Gilles Dumay : Bifrost a publié douze de mes nouvelles et en a refusé au moins autant, si ce n’est plus, notamment deux novellae l’an dernier, dont l’une a été aussi refusé par Fiction. Les refus d’Olivier sont souvent du genre « c’est pas mal, mais fais-moi un truc qui tape plus ». Je ne réserve pas les textes en priorité à Bifrost, disons plutôt que j’écris des nouvelles pour Bifrost, Bifrost les publie ou les refuse, et dans ce cas je ne les publie nulle part ailleurs (ce qui vaut à mon ordinateur d’être rempli d’au moins trente nouvelles refusées par les uns ou les autres avant d’être enterrées dans mon disque dur). Il y a d’autres choses qui entrent en compte, j’avais écrit « La Notion de génocide nécessaire » pour l’anthologie « Hyperfuturs » de Stéphanie Nicot, au moment de l’envoyer il m’a dit que c’était trop long, qu’il ne la prendrait pas (sans en avoir lu une ligne). Je ne sais pas pourquoi, mais sa décision m’a choqué et énervé, j’ai envoyé le texte à Olivier pour avis et il l’a pris, à condition que je revois fortement ma copie. Le plus souvent mes textes font 80-120 feuillets soit 35-50 pages d’une revue ; il n’y a que Bifrost ou certaines anthologies pour publier des textes de cette taille. Je bosse mes textes avec Olivier et il est très dur avec moi, je n’ai aucun régime de faveur, j’ai même parfois l’impression que ce qu’il exige de moi il ne l’exige pas de certains autres auteurs qu’il publie. Olivier peut être très rude dans ses analyses de texte ; c’est un éditeur qui me convient bien (même si je ne suis pas toujours d’accord avec lui) ; bien plus que les autres personnes avec qui j’ai bossé jusque là (Célia Chazel, Audrey Petit, Sébastien Guillot et Thibaud Eliroff). Il y a longtemps, j’ai bossé avec Sylvie Denis et elle m’avait beaucoup appris. Je crois que si elle était éditrice quelque part, j’essayerai de nouveau de bosser avec elle… J’ai aussi fait un texte pour Lehman, et je garde un très bon souvenir de notre « collaboration ».
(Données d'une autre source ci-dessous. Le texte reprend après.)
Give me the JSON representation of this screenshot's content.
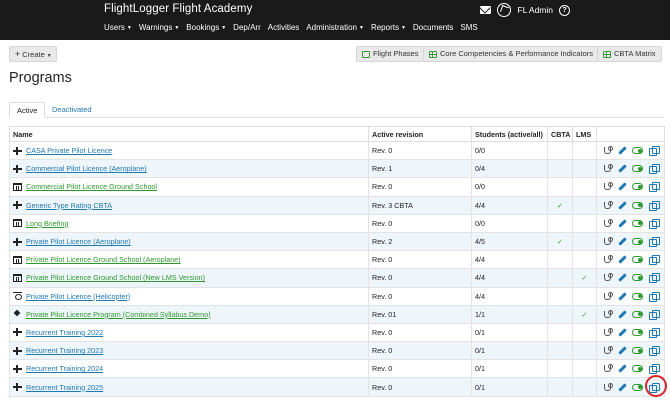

Actusf : Quels sont les numéros de Bifrost qui ont été déterminant ou marquant pour toi et pourquoi ?
Gilles Dumay : Difficile à dire, je ne regarde pas tellement en arrière, je suis content de « La Notion de génocide nécessaire » et par voie de conséquence du Bifrost dans lequel se trouve le texte, mais sincèrement, il faudrait que je regarde ma collection pour en retrouver le numéro. Le spécial Priest a beaucoup compté, dans le sens où c’est la première fois de ma vie que je faisais une longue interview d’un GRAND auteur et que ce travail m’a pris des mois. Celui des dix ans compte beaucoup pour moi, car j’ai une nouvelle dedans qui est la première chose que j’ai écrite après la naissance de mon fils, deux jours pour le premier jet, deux jours pour le travail de recherches/développement, un jour pour entrer les corrections d’Olivier. Intense. Je voulais vraiment être au sommaire et je me suis décarcassé ; si Olivier avait refusé « Le dernier voyage de l’automate joueur d’échecs » il est clair que j’aurais essayé d’écrire autre chose.

Actusf : Et quel regard jettes-tu sur la revue aujourd'hui, 10 ans après ses débuts ?
Gilles Dumay : On a fait des progrès, beaucoup de progrès, sauf pour les couvertures… Les couvertures de Bifrost, j’y arrive pas (dans l’ensemble elles sont trop sombres ou trop BD pour mes goûts), mais bon c’est pas mon problème, c’est celui d’Olivier Girard.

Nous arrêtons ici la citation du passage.